İSLAM DÜNYASI HZ. ALİ’Yİ HAKİKİ ANLAMDA ANLAYABİLDİ Mİ?

Bu konuda Şiilere katıldığı noktalar var mı ?
Ehlisünnet dünyası da şia dünyası gibi homojen bir yapı değildir. Birbirinden farklı birçok anlayış mevcut. Bunlardan en belirgini mutasavvıf anlayış ile kendilerine selef adını veren ve diğer gruplarca vehhabi diye adlandırılan grup, Kuran anlayışını ön planda tutan fakat hadisleri reddeden gruplar, kendini mezhepler üstü görenler bunların içinde de farklı gruplardaki farklı görüşlerden etkilenenler vb. yaklaşım sergileyen gruplar var.
Şiiler, şia karşıtı bütün grupları ehli sünnet olarak tanımlanmaktadır ki, böyle bir tasnife katılmak mümkün değil. Bu grupların çoğu zaman tek ortak yönleri var. Şii yorumlarını doğru olarak algılamama. Bu ortak payda hepsini bir çatı altında tutmaya yetmemektedir. Mesela mutasavvıfların bazı konularda ki görüşleri, şiilerle bire bir örtüşmese de, yakın olanları da vardır. Bu yakın olduğu konularda ehlisünnet diye tanıtılan diğer gruplarladan mesela kendini selef diye tanıtan grupla hiç bir görüş benzerliği yoktur. Şia karşıtı grupların Şiiliğe karşı olmaları onların tamamının ehlisünnet olmasını gerektiren bir olgu da değildir. Ehli sünnet anlayışını; farklı gruplar kendine göre yorumlamaktadır Bu kadar anlayış farklılığının olduğu bir ortamda Hz Ali yi kimlerin ne kadar anladığı soruna verilecek cevap, öylesine kolay bir şey değildir.
Günümüzde teknolojinin ilerlemesi ve art niyetlilerin teknolojiyi kullanarak faaliyetlerini sürdürmesi ile İslam dünyasında da İslam adına ortalıkta dolaşan korkunç derecede bilgi kirliliği oluşmuştur.

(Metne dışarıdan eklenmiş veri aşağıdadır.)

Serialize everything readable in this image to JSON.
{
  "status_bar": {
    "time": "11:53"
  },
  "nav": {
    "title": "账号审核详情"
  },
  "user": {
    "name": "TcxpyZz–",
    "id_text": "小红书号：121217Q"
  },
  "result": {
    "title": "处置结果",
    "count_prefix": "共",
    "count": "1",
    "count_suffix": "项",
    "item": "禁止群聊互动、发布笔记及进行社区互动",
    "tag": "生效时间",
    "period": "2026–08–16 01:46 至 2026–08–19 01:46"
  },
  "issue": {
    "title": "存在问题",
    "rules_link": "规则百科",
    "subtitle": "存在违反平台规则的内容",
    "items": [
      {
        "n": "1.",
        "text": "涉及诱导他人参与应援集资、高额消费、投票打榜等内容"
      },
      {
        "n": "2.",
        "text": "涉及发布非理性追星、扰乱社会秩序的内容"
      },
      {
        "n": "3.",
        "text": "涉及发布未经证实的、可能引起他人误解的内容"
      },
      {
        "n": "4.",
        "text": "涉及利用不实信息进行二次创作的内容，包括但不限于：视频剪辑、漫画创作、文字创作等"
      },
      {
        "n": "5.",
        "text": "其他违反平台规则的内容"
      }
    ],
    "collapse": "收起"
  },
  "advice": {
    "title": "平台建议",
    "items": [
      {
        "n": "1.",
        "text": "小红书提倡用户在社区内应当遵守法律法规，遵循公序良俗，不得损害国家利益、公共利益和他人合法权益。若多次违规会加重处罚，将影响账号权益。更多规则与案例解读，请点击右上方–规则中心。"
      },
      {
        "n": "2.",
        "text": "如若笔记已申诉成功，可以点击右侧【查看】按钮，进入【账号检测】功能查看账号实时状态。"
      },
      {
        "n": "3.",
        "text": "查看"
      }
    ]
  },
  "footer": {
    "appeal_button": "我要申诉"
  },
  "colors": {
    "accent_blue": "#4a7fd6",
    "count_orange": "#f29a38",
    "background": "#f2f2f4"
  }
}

Mesele bu kirlikten temizi ayıklamak!.
Biraz daha yukardan detaya inmeden bakarsak;
Ehlisünnet dünyasında Hz.Ali denilince; yiğitliği, ilmi, farklı konulardaki ictihadinde isabetin yüksekliği, Peygamberimize damat oluşu cengâverliği, Ehl-i beyt’ten oluşu, küçük yaşta İslam’ı kabul edişi, ilk Müslümanlardan oluşu, Efendimizin vefatında O’nu yıkayıp, kefenleyip defnetmesi, Cemal ve Sıffın olayları, mağduriyetleri, evlatlarının şehit edilmesi ve islamı anlayışta ayrıcalıkların başına birileri tarafından oturtulmuş bir kimse akıllara gelir.

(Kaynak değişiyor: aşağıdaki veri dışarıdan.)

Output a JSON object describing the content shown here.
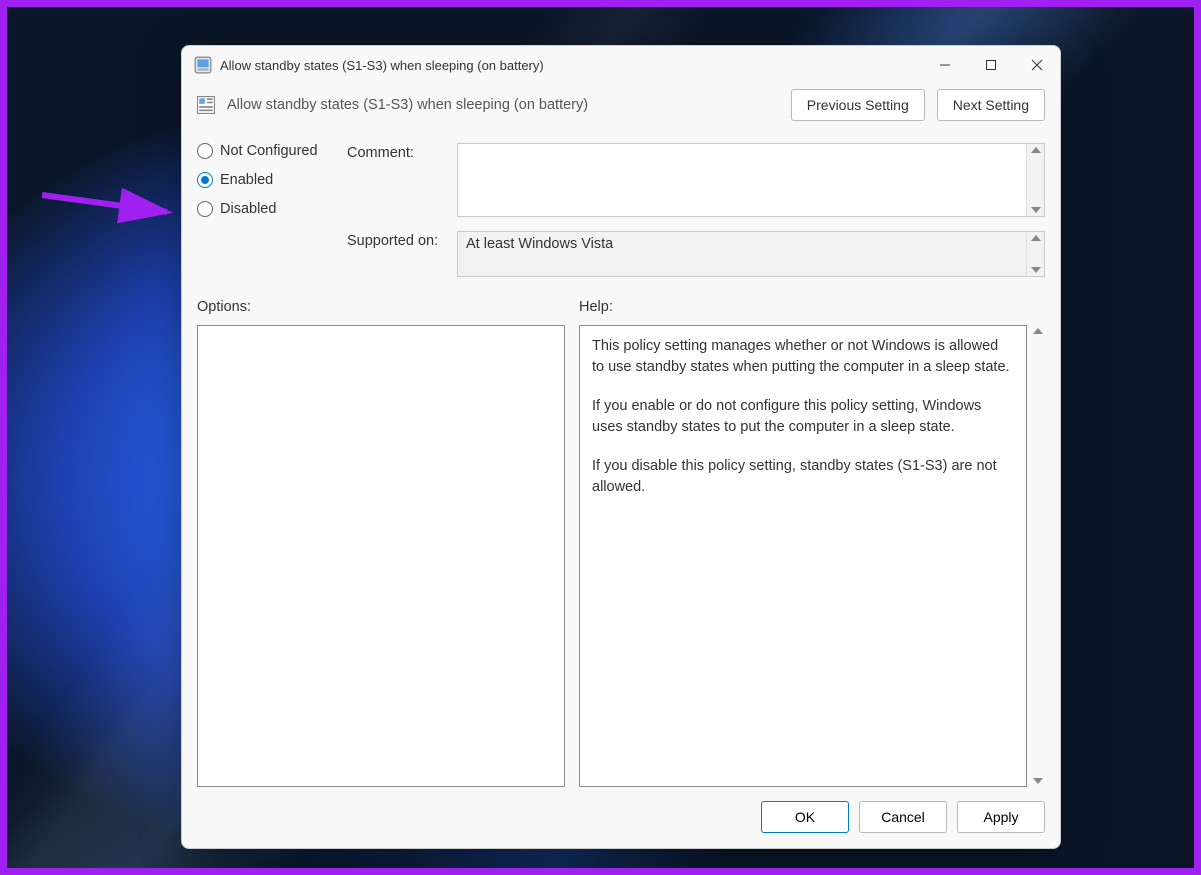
{
  "window": {
    "title": "Allow standby states (S1-S3) when sleeping (on battery)"
  },
  "header": {
    "policy_name": "Allow standby states (S1-S3) when sleeping (on battery)",
    "prev_btn": "Previous Setting",
    "next_btn": "Next Setting"
  },
  "radios": {
    "not_configured": "Not Configured",
    "enabled": "Enabled",
    "disabled": "Disabled",
    "selected": "enabled"
  },
  "fields": {
    "comment_label": "Comment:",
    "comment_value": "",
    "supported_label": "Supported on:",
    "supported_value": "At least Windows Vista"
  },
  "sections": {
    "options_label": "Options:",
    "help_label": "Help:"
  },
  "help": {
    "p1": "This policy setting manages whether or not Windows is allowed to use standby states when putting the computer in a sleep state.",
    "p2": "If you enable or do not configure this policy setting, Windows uses standby states to put the computer in a sleep state.",
    "p3": "If you disable this policy setting, standby states (S1-S3) are not allowed."
  },
  "footer": {
    "ok": "OK",
    "cancel": "Cancel",
    "apply": "Apply"
  }
}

Ehli Sünneti in Hz Ali nin ilmi vasfından yeteri kadar nasiplenip nasiplenmediği hususunun toplumsal boyutunu belirlemek zaten mümkün değildir. Ancak, ilim adamlarının konuya yaşlaşımı herkezde aynı derece ve ölcüde değildir. Ancak bu husus Şiilerdeki kadar olmadığı muhakkakdır. Şiiler tarafından Hz Ali’ye yüklenen vasıfların(imamet, masumiyet, insanüstü bir varlık vb. ) dışında, onda görülmesi gereken çok önemli bir vasfı vardır ki, derin bir ilmi mevcuttur. Sorunları çözmede dini anlamada, daha birçok konuda ilk üç halifenin Hz Ali den nasıl faydalandığı bilinen bir gerçektir. Bu hakikate rağmen belli bir dönemden sonra bu büyük pınarın suyu bu camiaya yeterince akmamaya başlamıştır. Bunun sebebine gelince birinci olarak Hazreti Ali nin vefatından sonra saltanat döneminin başlaması ve bu saltanatın elden gidip ehlibeytin eline geçeceği korkusuyla yatıp kalkan emevi hanedanları kendi hükümranlıklarını sürdürmek adına camilerde kendi yönetimlerine methiyeler düzülmesini sağlamışlardır. Saltanat uğruna Hz Ali ve ehlinden nakledilen anlayışa, bilgiye, baraj koyarak akmasını engellemeye kalkmışlardır. Halkın ehlibeyte olan sevgisi bunların gözünü korkuttuğundan, aleyhde camilerde propaganda yapılmasını sağlamışlardır. Tabii bunu bütün emevi hanedanları için düşünmek mümkün olmasa da genelinde bu gerçek bir vakıadır. Sözün özü yönetimin güçlü olduğu yerlerde bu kanaldan gelen hadislerin çeşitli sebeplerle bloke edildiğini, yönetimin etkisinde kalan kabiliyetciliği ön planda tutan bazı din bilginleri tarafından bu bilgilerin karartılmış olduğunu görmek mümkündür.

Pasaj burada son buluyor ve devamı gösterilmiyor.